The Mini Mental State Examination (MMSE; Folstein et al., 1979) measures the occurrence and severity of cognitive impairment. In 11 tasks evaluated by a professional, patients can reach a maximum score of 30 points, meaning no impairment at all. Scores between 20 and 26 indicate a mild cognitive impairment, between 10 and 19 a moderate and below 9 a severe cognitive impairment.

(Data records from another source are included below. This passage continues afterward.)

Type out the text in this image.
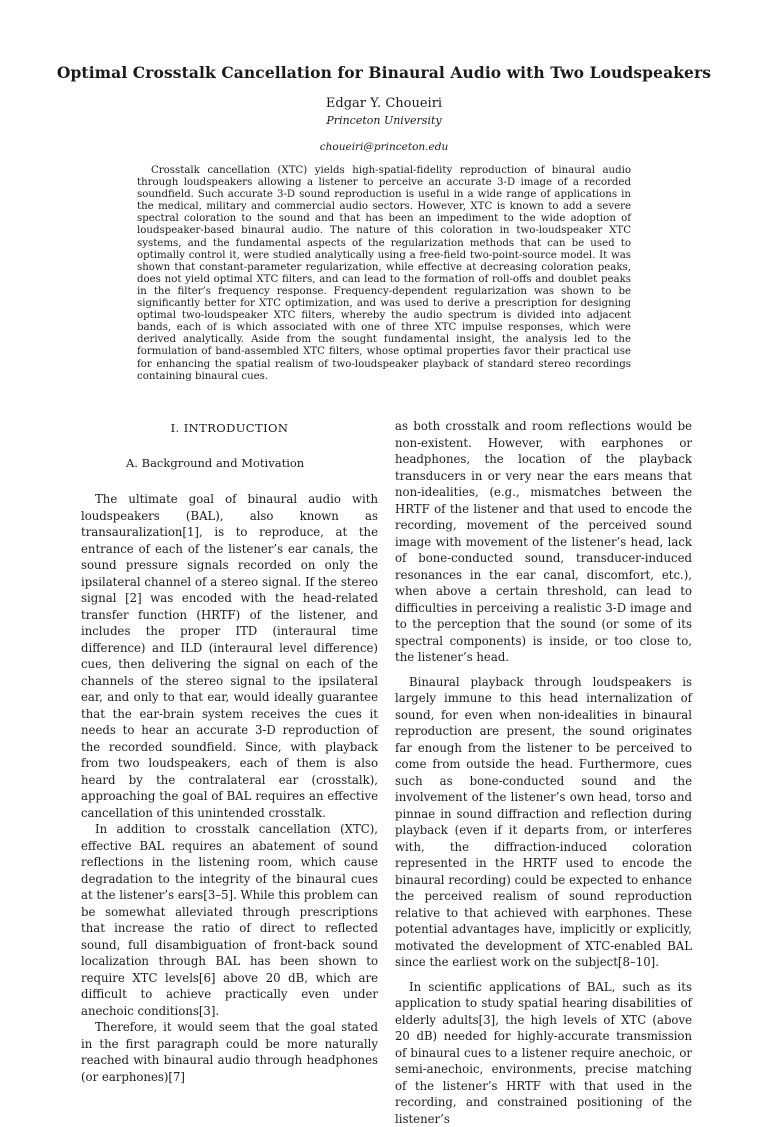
Optimal Crosstalk Cancellation for Binaural Audio with Two Loudspeakers
Edgar Y. Choueiri
Princeton University
choueiri@princeton.edu

Crosstalk cancellation (XTC) yields high-spatial-fidelity reproduction of binaural audio through loudspeakers allowing a listener to perceive an accurate 3-D image of a recorded soundfield. Such accurate 3-D sound reproduction is useful in a wide range of applications in the medical, military and commercial audio sectors. However, XTC is known to add a severe spectral coloration to the sound and that has been an impediment to the wide adoption of loudspeaker-based binaural audio. The nature of this coloration in two-loudspeaker XTC systems, and the fundamental aspects of the regularization methods that can be used to optimally control it, were studied analytically using a free-field two-point-source model. It was shown that constant-parameter regularization, while effective at decreasing coloration peaks, does not yield optimal XTC filters, and can lead to the formation of roll-offs and doublet peaks in the filter’s frequency response. Frequency-dependent regularization was shown to be significantly better for XTC optimization, and was used to derive a prescription for designing optimal two-loudspeaker XTC filters, whereby the audio spectrum is divided into adjacent bands, each of is which associated with one of three XTC impulse responses, which were derived analytically. Aside from the sought fundamental insight, the analysis led to the formulation of band-assembled XTC filters, whose optimal properties favor their practical use for enhancing the spatial realism of two-loudspeaker playback of standard stereo recordings containing binaural cues.

I. INTRODUCTION
A. Background and Motivation

The ultimate goal of binaural audio with loudspeakers (BAL), also known as transauralization[1], is to reproduce, at the entrance of each of the listener’s ear canals, the sound pressure signals recorded on only the ipsilateral channel of a stereo signal. If the stereo signal [2] was encoded with the head-related transfer function (HRTF) of the listener, and includes the proper ITD (interaural time difference) and ILD (interaural level difference) cues, then delivering the signal on each of the channels of the stereo signal to the ipsilateral ear, and only to that ear, would ideally guarantee that the ear-brain system receives the cues it needs to hear an accurate 3-D reproduction of the recorded soundfield. Since, with playback from two loudspeakers, each of them is also heard by the contralateral ear (crosstalk), approaching the goal of BAL requires an effective cancellation of this unintended crosstalk.

In addition to crosstalk cancellation (XTC), effective BAL requires an abatement of sound reflections in the listening room, which cause degradation to the integrity of the binaural cues at the listener’s ears[3–5]. While this problem can be somewhat alleviated through prescriptions that increase the ratio of direct to reflected sound, full disambiguation of front-back sound localization through BAL has been shown to require XTC levels[6] above 20 dB, which are difficult to achieve practically even under anechoic conditions[3].

Therefore, it would seem that the goal stated in the first paragraph could be more naturally reached with binaural audio through headphones (or earphones)[7]

as both crosstalk and room reflections would be non-existent. However, with earphones or headphones, the location of the playback transducers in or very near the ears means that non-idealities, (e.g., mismatches between the HRTF of the listener and that used to encode the recording, movement of the perceived sound image with movement of the listener’s head, lack of bone-conducted sound, transducer-induced resonances in the ear canal, discomfort, etc.), when above a certain threshold, can lead to difficulties in perceiving a realistic 3-D image and to the perception that the sound (or some of its spectral components) is inside, or too close to, the listener’s head.

Binaural playback through loudspeakers is largely immune to this head internalization of sound, for even when non-idealities in binaural reproduction are present, the sound originates far enough from the listener to be perceived to come from outside the head. Furthermore, cues such as bone-conducted sound and the involvement of the listener’s own head, torso and pinnae in sound diffraction and reflection during playback (even if it departs from, or interferes with, the diffraction-induced coloration represented in the HRTF used to encode the binaural recording) could be expected to enhance the perceived realism of sound reproduction relative to that achieved with earphones. These potential advantages have, implicitly or explicitly, motivated the development of XTC-enabled BAL since the earliest work on the subject[8–10].

In scientific applications of BAL, such as its application to study spatial hearing disabilities of elderly adults[3], the high levels of XTC (above 20 dB) needed for highly-accurate transmission of binaural cues to a listener require anechoic, or semi-anechoic, environments, precise matching of the listener’s HRTF with that used in the recording, and constrained positioning of the listener’s
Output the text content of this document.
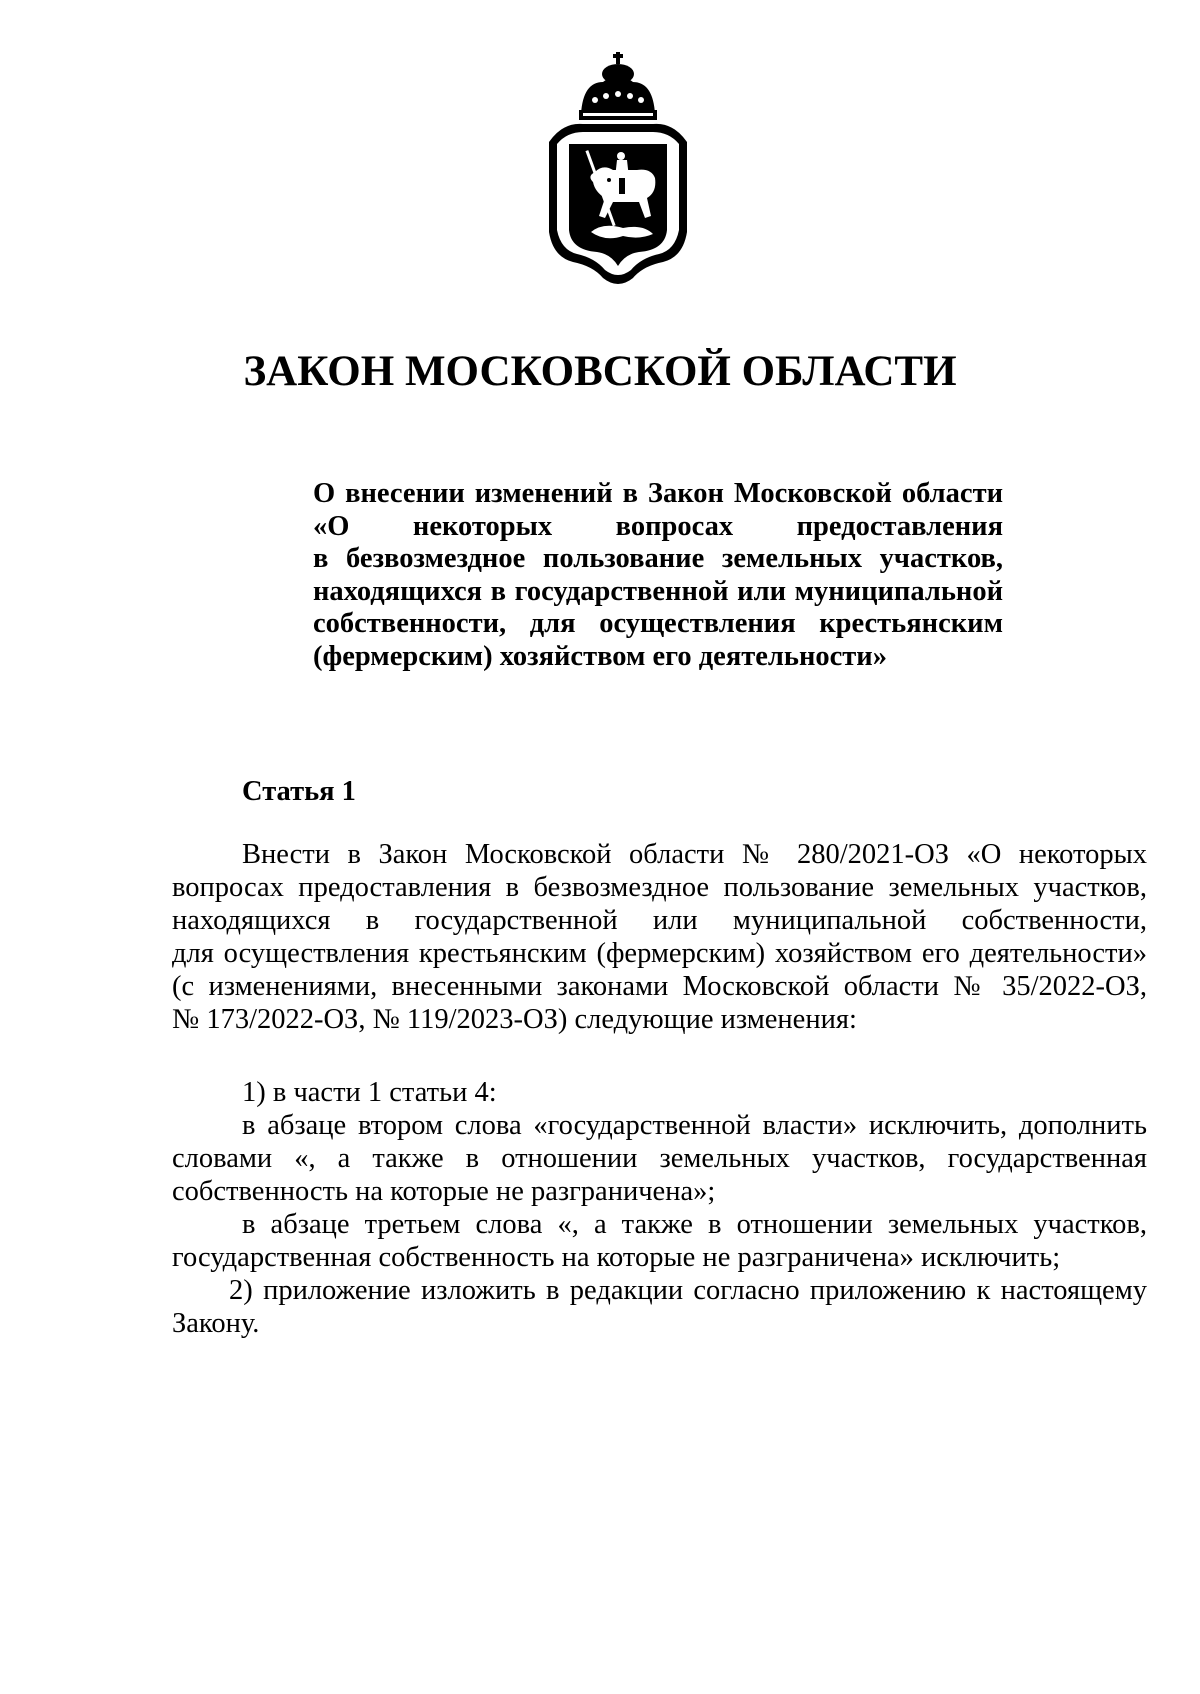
ЗАКОН МОСКОВСКОЙ ОБЛАСТИ
О внесении изменений в Закон Московской области
«О некоторых вопросах предоставления
в безвозмездное пользование земельных участков,
находящихся в государственной или муниципальной
собственности, для осуществления крестьянским
(фермерским) хозяйством его деятельности»
Статья 1
Внести в Закон Московской области № 280/2021-ОЗ «О некоторых
вопросах предоставления в безвозмездное пользование земельных участков,
находящихся в государственной или муниципальной собственности,
для осуществления крестьянским (фермерским) хозяйством его деятельности»
(с изменениями, внесенными законами Московской области № 35/2022-ОЗ,
№ 173/2022-ОЗ, № 119/2023-ОЗ) следующие изменения:
1) в части 1 статьи 4:
в абзаце втором слова «государственной власти» исключить, дополнить
словами «, а также в отношении земельных участков, государственная
собственность на которые не разграничена»;
в абзаце третьем слова «, а также в отношении земельных участков,
государственная собственность на которые не разграничена» исключить;
2) приложение изложить в редакции согласно приложению к настоящему
Закону.
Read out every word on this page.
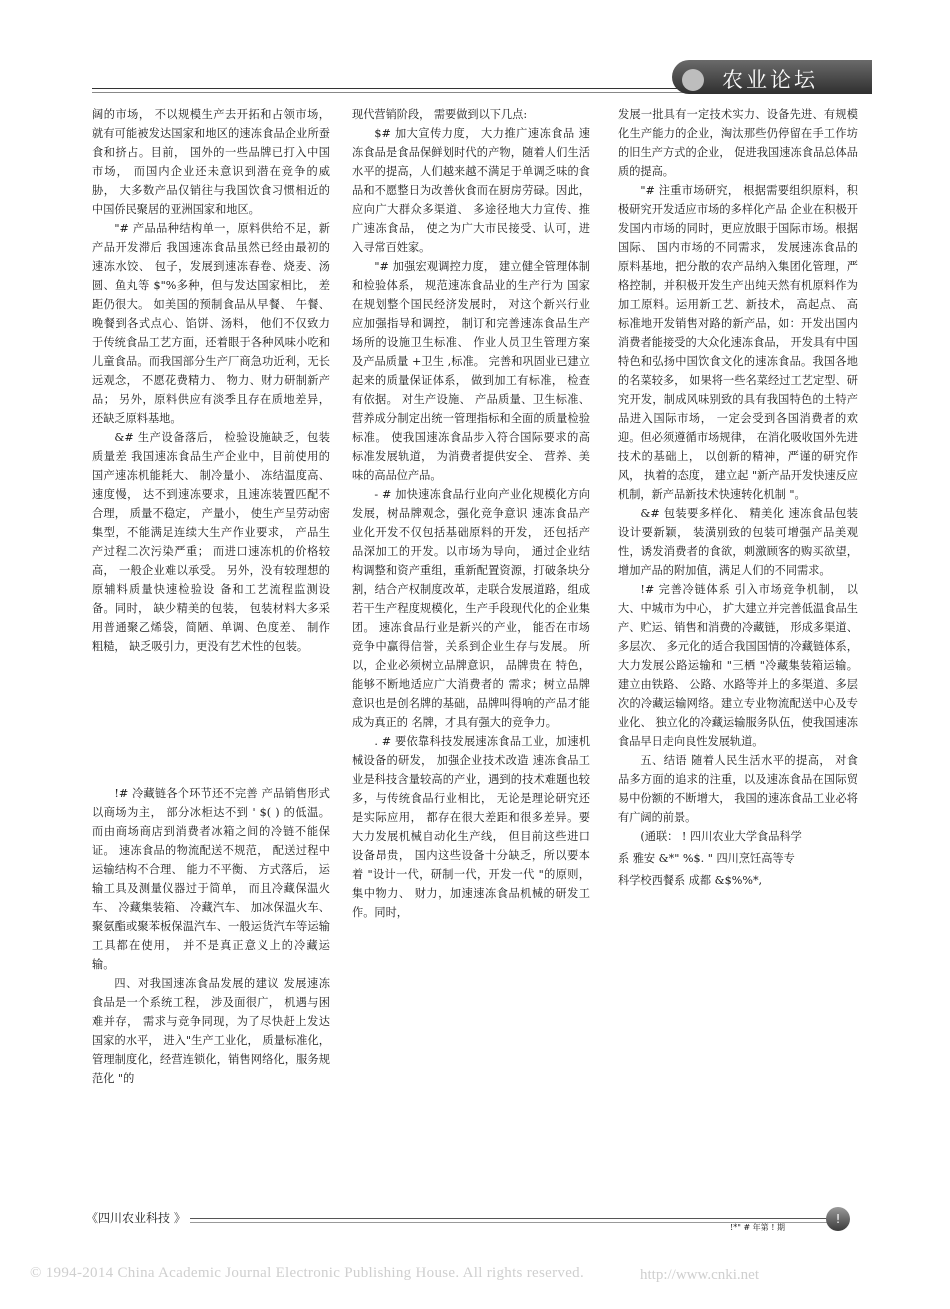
农业论坛

阔的市场， 不以规模生产去开拓和占领市场， 就有可能被发达国家和地区的速冻食品企业所蚕食和挤占。目前， 国外的一些品牌已打入中国市场， 而国内企业还未意识到潜在竞争的威胁， 大多数产品仅销往与我国饮食习惯相近的中国侨民聚居的亚洲国家和地区。

"# 产品品种结构单一，原料供给不足，新产品开发滞后 我国速冻食品虽然已经由最初的速冻水饺、 包子，发展到速冻春卷、烧麦、汤圆、鱼丸等 $"%多种，但与发达国家相比， 差距仍很大。 如美国的预制食品从早餐、 午餐、晚餐到各式点心、馅饼、汤料， 他们不仅致力于传统食品工艺方面，还着眼于各种风味小吃和儿童食品。而我国部分生产厂商急功近利，无长远观念， 不愿花费精力、 物力、财力研制新产品； 另外，原料供应有淡季且存在质地差异， 还缺乏原料基地。

&# 生产设备落后， 检验设施缺乏，包装质量差 我国速冻食品生产企业中，目前使用的国产速冻机能耗大、 制冷量小、 冻结温度高、 速度慢， 达不到速冻要求，且速冻装置匹配不合理， 质量不稳定， 产量小， 使生产呈劳动密集型，不能满足连续大生产作业要求， 产品生产过程二次污染严重； 而进口速冻机的价格较高， 一般企业难以承受。 另外，没有较理想的原辅料质量快速检验设 备和工艺流程监测设备。同时， 缺少精美的包装， 包装材料大多采用普通聚乙烯袋，简陋、单调、色度差、 制作粗糙， 缺乏吸引力，更没有艺术性的包装。

!# 冷藏链各个环节还不完善 产品销售形式以商场为主， 部分冰柜达不到 ' $( ) 的低温。 而由商场商店到消费者冰箱之间的冷链不能保证。 速冻食品的物流配送不规范， 配送过程中运输结构不合理、 能力不平衡、 方式落后， 运输工具及测量仪器过于简单， 而且冷藏保温火车、 冷藏集装箱、 冷藏汽车、 加冰保温火车、聚氨酯或聚苯板保温汽车、一般运货汽车等运输工具都在使用， 并不是真正意义上的冷藏运输。

四、对我国速冻食品发展的建议 发展速冻食品是一个系统工程， 涉及面很广， 机遇与困难并存， 需求与竞争同现，为了尽快赶上发达国家的水平， 进入"生产工业化， 质量标准化， 管理制度化，经营连锁化，销售网络化，服务规范化 "的

现代营销阶段， 需要做到以下几点:

$# 加大宣传力度， 大力推广速冻食品 速冻食品是食品保鲜划时代的产物，随着人们生活水平的提高，人们越来越不满足于单调乏味的食品和不愿整日为改善伙食而在厨房劳碌。因此，应向广大群众多渠道、 多途径地大力宣传、推广速冻食品， 使之为广大市民接受、认可，进入寻常百姓家。

"# 加强宏观调控力度， 建立健全管理体制和检验体系， 规范速冻食品业的生产行为 国家在规划整个国民经济发展时， 对这个新兴行业应加强指导和调控， 制订和完善速冻食品生产场所的设施卫生标准、 作业人员卫生管理方案及产品质量 +卫生 ,标准。 完善和巩固业已建立起来的质量保证体系， 做到加工有标准， 检查有依据。 对生产设施、 产品质量、卫生标准、营养成分制定出统一管理指标和全面的质量检验标准。 使我国速冻食品步入符合国际要求的高 标准发展轨道， 为消费者提供安全、 营养、美味的高品位产品。

- # 加快速冻食品行业向产业化规模化方向发展，树品牌观念，强化竞争意识 速冻食品产业化开发不仅包括基础原料的开发， 还包括产品深加工的开发。以市场为导向， 通过企业结构调整和资产重组，重新配置资源，打破条块分割，结合产权制度改革，走联合发展道路，组成若干生产程度规模化，生产手段现代化的企业集团。 速冻食品行业是新兴的产业， 能否在市场竞争中赢得信誉，关系到企业生存与发展。 所以，企业必须树立品牌意识， 品牌贵在 特色，能够不断地适应广大消费者的 需求；树立品牌意识也是创名牌的基础，品牌叫得响的产品才能成为真正的 名牌，才具有强大的竞争力。

. # 要依靠科技发展速冻食品工业，加速机械设备的研发， 加强企业技术改造 速冻食品工业是科技含量较高的产业，遇到的技术难题也较多，与传统食品行业相比， 无论是理论研究还是实际应用， 都存在很大差距和很多差异。要大力发展机械自动化生产线， 但目前这些进口设备昂贵， 国内这些设备十分缺乏，所以要本着 "设计一代，研制一代，开发一代 "的原则， 集中物力、 财力，加速速冻食品机械的研发工作。同时，

发展一批具有一定技术实力、设备先进、有规模化生产能力的企业，淘汰那些仍停留在手工作坊的旧生产方式的企业， 促进我国速冻食品总体品质的提高。

"# 注重市场研究， 根据需要组织原料，积极研究开发适应市场的多样化产品 企业在积极开发国内市场的同时，更应放眼于国际市场。根据国际、 国内市场的不同需求， 发展速冻食品的原料基地，把分散的农产品纳入集团化管理，严格控制，并积极开发生产出纯天然有机原料作为加工原料。运用新工艺、新技术， 高起点、 高标准地开发销售对路的新产品，如：开发出国内消费者能接受的大众化速冻食品， 开发具有中国特色和弘扬中国饮食文化的速冻食品。我国各地的名菜较多， 如果将一些名菜经过工艺定型、研究开发，制成风味别致的具有我国特色的土特产品进入国际市场， 一定会受到各国消费者的欢迎。但必须遵循市场规律， 在消化吸收国外先进技术的基础上， 以创新的精神，严谨的研究作风， 执着的态度， 建立起 "新产品开发快速反应机制，新产品新技术快速转化机制 "。

&# 包装要多样化、 精美化 速冻食品包装设计要新颖， 装潢别致的包装可增强产品美观性，诱发消费者的食欲，刺激顾客的购买欲望， 增加产品的附加值，满足人们的不同需求。

!# 完善冷链体系 引入市场竞争机制， 以大、中城市为中心， 扩大建立并完善低温食品生产、贮运、销售和消费的冷藏链， 形成多渠道、 多层次、 多元化的适合我国国情的冷藏链体系， 大力发展公路运输和 "三栖 "冷藏集装箱运输。建立由铁路、 公路、水路等并上的多渠道、多层次的冷藏运输网络。建立专业物流配送中心及专业化、 独立化的冷藏运输服务队伍，使我国速冻食品早日走向良性发展轨道。

五、结语 随着人民生活水平的提高， 对食品多方面的追求的注重，以及速冻食品在国际贸易中份额的不断增大， 我国的速冻食品工业必将有广阔的前景。

(通联： ! 四川农业大学食品科学

系 雅安 &*" %$. " 四川烹饪高等专

科学校西餐系 成都 &$%%*,

《四川农业科技 》
!*" # 年第 ! 期
!
© 1994-2014 China Academic Journal Electronic Publishing House. All rights reserved.	http://www.cnki.net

Montreal Cognitive Assessment
In addition to the MMSE, the Montreal Cognitive Assessment (MOCA; Nasreddine et al., 2005) also assesses cognitive deficits. The minimum to maximum score of the 11 tasks, instructed by a professional, ranges from 0 to 30. A score below 23 indicates a cognitive impairment.
Depressive symptoms were assessed with the German version of Beck Depression Inventory II (BDID; Hautzinger et al., 2006). Patients were asked to fill in 21 items. The 4 point Likert scale ranges from 0 to 3 (“I do not feel sad”; “I am sad all the time”; “I am so sad and unhappy I can’t stand it”). Total scores range from 0 to 63. A higher score implies more depressive symptoms.
Beck Anxiety Inventory
The German version of the Beck Anxiety Inventory (BAI; Beck et al., 1988) measures in 21 items on a 4 point Likert scale the occurrence of sensations related to anxiety (e.g., not at all; a little; moderate and many). The minimum score is 0, indicating not feeling any anxiety at all, whereas the maximum score is 63 meaning a high sensation of anxiety.
Apathy Evaluation Scale
The Apathy Evaluation Scale (AES; Lueken et al., 2006) is a self-rating questionnaire, which evaluates in 18 items the appearance and severity of apathy. On a 4 point Likert scale patients evaluate if and how severe the given situation applies to them (not at all; a little; moderate and many). Item score ranges from 0 to 3. The total score ranges from 0 to 53, with a higher value indicating a higher frequency of apathy.
Parkinson Fatigue Scale
To measure the appearance of fatigue, patients filled in the Parkinson Fatigue Scale (PFS; Brown et al., 2005). The 5 point Likert scale of the 16 items ranges from 0 to 4 (does not apply at all; does not apply; whether nor; does apply a little and applies a lot). A total score of 0 indicates no appearance of apathy, while a higher value implies a higher frequency of apathy. The maximum score is 64.
Epworth Sleepiness Scale
To evaluate the quality of sleep, the Epworth Sleepiness Scale (ESS; Johns, 1991) was used. Eight situations, which can be evaluated on a 4 point Likert scale in a self-rating fashion, are described. The item scale ranges from 0 (no likelihood that situation emerges) to 3 (high likelihood that situation emerges). The total score has a minimum of 0 and a maximum of 24 points. A higher score indicates a more severe sleepiness.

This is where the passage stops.